Following the December shooting at Sandy Hook Elementary School in Connecticut, public schools and universities across the country have become more skeptical of the safety precautions in place in the event of a campus shooting.
Providing a response to the recent influx of mass shootings in the United States, Northern has dedicated nearly two years to putting the finishing touches on an automatic locking system on campus.
The system is capable of locking all exterior doors on campus from a central computer in the case of a shooter or other harm on campus.
In cases that require the lockdown system, students and staff would be notified via NMU’s Emergency Text Alert System, as well as an alert message appearing on every NMU—issued computer and laptop, regardless of the location.
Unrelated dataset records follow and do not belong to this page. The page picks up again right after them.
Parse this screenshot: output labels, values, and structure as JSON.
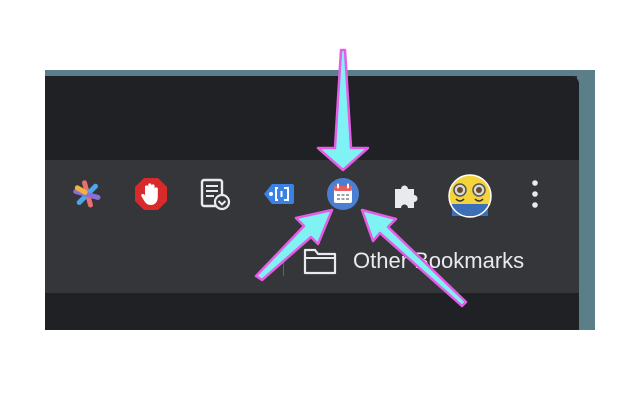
{
  "toolbar": {
    "extensions": [
      {
        "name": "asterisk-extension",
        "icon": "colorful-asterisk-icon"
      },
      {
        "name": "adblock-extension",
        "icon": "red-hand-stop-icon"
      },
      {
        "name": "reading-list-extension",
        "icon": "document-download-icon"
      },
      {
        "name": "tag-extension",
        "icon": "blue-tag-bracket-icon"
      },
      {
        "name": "calendar-extension",
        "icon": "calendar-icon"
      },
      {
        "name": "extensions-menu",
        "icon": "puzzle-icon"
      }
    ],
    "profile_avatar": "minions-avatar",
    "menu_icon": "three-dots-vertical-icon"
  },
  "bookmarks_bar": {
    "other_bookmarks_label": "Other Bookmarks",
    "folder_icon": "folder-icon"
  },
  "annotation": {
    "arrow_fill": "#7ff3f3",
    "arrow_stroke": "#e65ce6"
  },
  "colors": {
    "titlebar": "#202124",
    "toolbar": "#35363a",
    "window_edge": "#5b7f88"
  }
}
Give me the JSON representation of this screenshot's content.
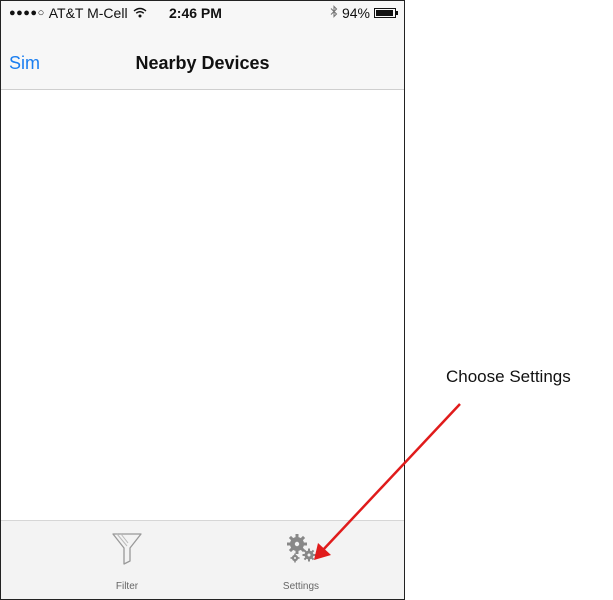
{
  "status_bar": {
    "signal": "●●●●○",
    "carrier": "AT&T M-Cell",
    "time": "2:46 PM",
    "battery_percent": "94%",
    "battery_level": 0.94
  },
  "nav_bar": {
    "back_label": "Sim",
    "title": "Nearby Devices"
  },
  "tab_bar": {
    "tabs": [
      {
        "label": "Filter",
        "icon": "filter-icon"
      },
      {
        "label": "Settings",
        "icon": "gears-icon"
      }
    ]
  },
  "annotation": {
    "text": "Choose Settings",
    "arrow_color": "#e01b1b"
  },
  "colors": {
    "accent": "#1a7ef0"
  }
}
“The benefit of this system is the sheer speed to which a campus-wide lockdown would be possible, especially for those buildings such as Jamrich, the Science Complex and the LRC that have high volumes of traffic throughout the day and evening,” said Cindy Paavola, director of communications and marketing. “People may not realize just how many doors each of our large academic facilities have, but it’s a lot.”
Along with updated technology, NMU faculty has been constantly revising emergency plans for the campus as a whole, as well as to many individual departments and units within the university, according to Paavola.
“In addition to new technology being put in place, campus staff is routinely trained on what to do in the case of an emergency situation,” said Mike Bath, director at Public Safety and Police Services. “Public Safety holds training courses for staff to work with local police and fire teams to better prepare for any emergency situation on campus.”
Paavola also emphasized the importance of student and faculty awareness, so they can be prepared in the event of an emergency.
“We strongly encourage students, faculty and staff to also play a role in preparing for emergencies on crisis,” Bath said. “By that, I mean that anyone on the NMU campus who has cell phone texting capabilities needs to have signed up for the emergency text alerts—it’s free of any NMU charge and it is by far the fastest way for university officials to communicate emergency situations.”
In the event of a shooter or other emergency, many students are unaware of the measures Northern is taking to secure their safety, but also of what they need to do should an emergency happen.
Junior painting major Kelly Peters said if she were to ever experience an emergency on campus, she isn’t sure what measures would need to be taken by her and her peers.
“I’m not sure what I would do,” Peters said. “I guess it’s not something that is ever really talked about. Maybe if the university made it something that you have to learn in one of your classes, just 20 minutes once a year or so where every student has to participate in a safety lockdown walk through of what exactly to do.”
Another thing to to do as a student or faculty member to be prepared for an on or off campus emergency is program the NMU Public Safety and Police Services administrative line (227-2151) into their cell phone for emergency use, according to Public Safety.
Bath also urges students to call in any suspicious behavior that is noticed on campus as soon as possible.
To be added to the emergency text alert program, go to myweb.nmu.edu/alerts.